Dostal, J., Dobslaw, H., Thomas, M. (2009): Prediction of ocean-induced magnetic signals in the satellite observations due to tidal forcing., (Geophysical Research Abstracts; Vol. 11, EGU2009-10678-1), General Assembly European Geophysical Union (Vienna, Austria 2009).


https://gfzpublic.gfz-potsdam.de/pubman/item/item_238751
Zusammenfassung
An increase in accuracy of the Earth’s magnetic field observations by the future SWARM satellite mission strengths the interest of dealing with magnetic signals of small amplitudes but a global support. An example of such a signal is the magnetic field variation induced by global ocean dynamics. Since sea-water is a good electrical conductor, the ocean currents represent electrical currents moving in the main magnetic field. According to the Faraday’s law, they induce a secondary magnetic field that is, in principle, observable by ground and satellite observations. Although they are of small amplitudes, they have recently been identified for ocean currents forced by the tidal wave M2. The identification of small magnetic components in the total magnetic signal can be helpt by their numerical prediction. The 2-D theory for computing the magnetic field generated by ocean currents that has been proposed by Tyler et al. (1997) is combined with the ocean tidal flows simulated by the numerical ocean model for circulation and tides (OMCT; Thomas 2002) and used to calculate secondary magnetic field generated by lunar-solar tidal potential for individual tidal waves. Unlike to some recent studies where the ocean currents have been deduced from altimetry data by applying the geostrophic method, the ocean flows calculated by the OMCT approach are forced directly by the lunisolar tidal potential that is deduced from analytical ephemerides. As a result, the method provides the radial component of the ocean-induced magnetic signal at the sea surface and satellite altitude.

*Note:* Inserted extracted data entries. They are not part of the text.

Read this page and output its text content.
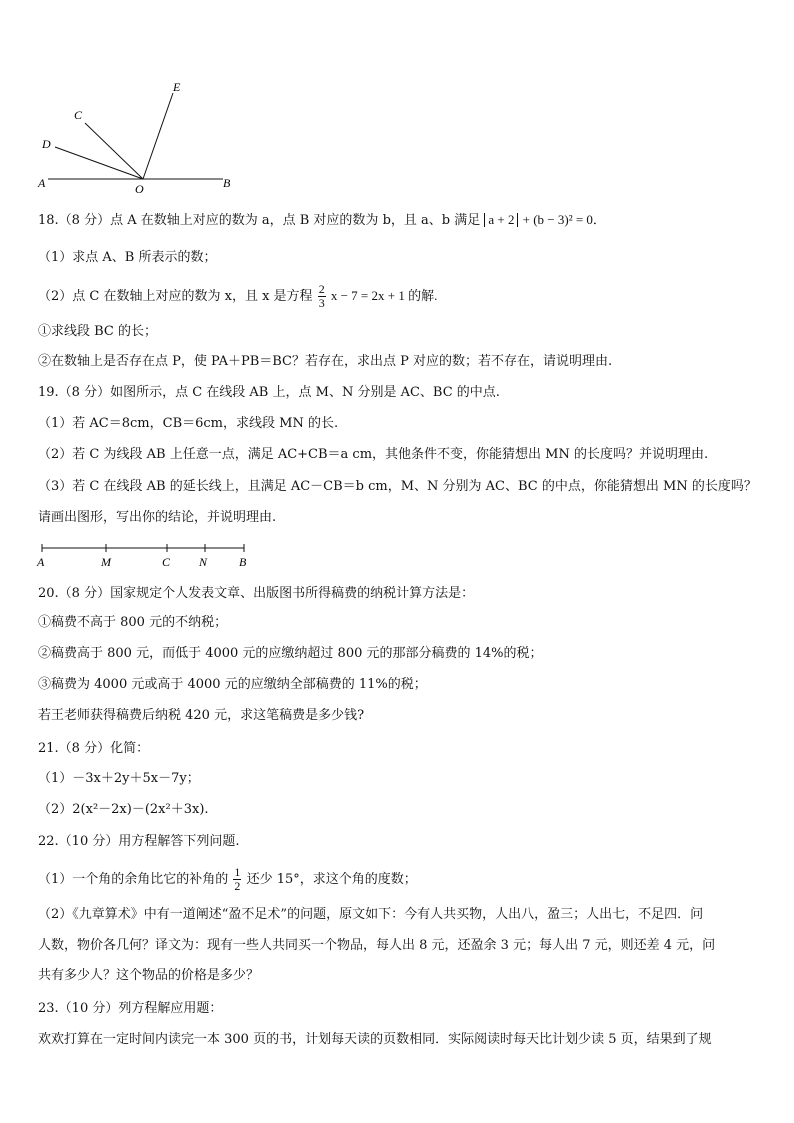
E
C
D
A	O	B
18.（8 分）点 A 在数轴上对应的数为 a，点 B 对应的数为 b，且 a、b 满足 a + 2 + (b − 3)² = 0．
（1）求点 A、B 所表示的数；
（2）点 C 在数轴上对应的数为 x，且 x 是方程 $\frac{2}{3}$ x − 7 = 2x + 1 的解.
①求线段 BC 的长；
②在数轴上是否存在点 P，使 PA＋PB＝BC？若存在，求出点 P 对应的数；若不存在，请说明理由.
19.（8 分）如图所示，点 C 在线段 AB 上，点 M、N 分别是 AC、BC 的中点.
（1）若 AC＝8cm，CB＝6cm，求线段 MN 的长.
（2）若 C 为线段 AB 上任意一点，满足 AC+CB＝a cm，其他条件不变，你能猜想出 MN 的长度吗？并说明理由.
（3）若 C 在线段 AB 的延长线上，且满足 AC－CB＝b cm，M、N 分别为 AC、BC 的中点，你能猜想出 MN 的长度吗？
请画出图形，写出你的结论，并说明理由.
A	M	C N	B
20.（8 分）国家规定个人发表文章、出版图书所得稿费的纳税计算方法是：
①稿费不高于 800 元的不纳税；
②稿费高于 800 元，而低于 4000 元的应缴纳超过 800 元的那部分稿费的 14%的税；
③稿费为 4000 元或高于 4000 元的应缴纳全部稿费的 11%的税；
若王老师获得稿费后纳税 420 元，求这笔稿费是多少钱?
21.（8 分）化简：
（1）－3x＋2y＋5x－7y；
（2）2(x²－2x)－(2x²＋3x).
22.（10 分）用方程解答下列问题.
（1）一个角的余角比它的补角的 $\frac{1}{2}$ 还少 15°，求这个角的度数；
（2）《九章算术》中有一道阐述“盈不足术”的问题，原文如下：今有人共买物，人出八，盈三；人出七，不足四．问
人数，物价各几何？译文为：现有一些人共同买一个物品，每人出 8 元，还盈余 3 元；每人出 7 元，则还差 4 元，问
共有多少人？这个物品的价格是多少？
23.（10 分）列方程解应用题：
欢欢打算在一定时间内读完一本 300 页的书，计划每天读的页数相同．实际阅读时每天比计划少读 5 页，结果到了规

A comparison with published results by Tyler et al. (2003) and Maus et al. (2004) shows a good agreement in terms of global spatial pattern and magnitude, though some minor differences occur. This new method simplifies the calculation of ocean-induced magnetic fields and allows the prediction of the secondary magnetic fields induced by the complete lunisolar tidal forcing. This numerical approach can be used to estimate the opportunities in detecting ocean-induced magnetic signals in satellite observations.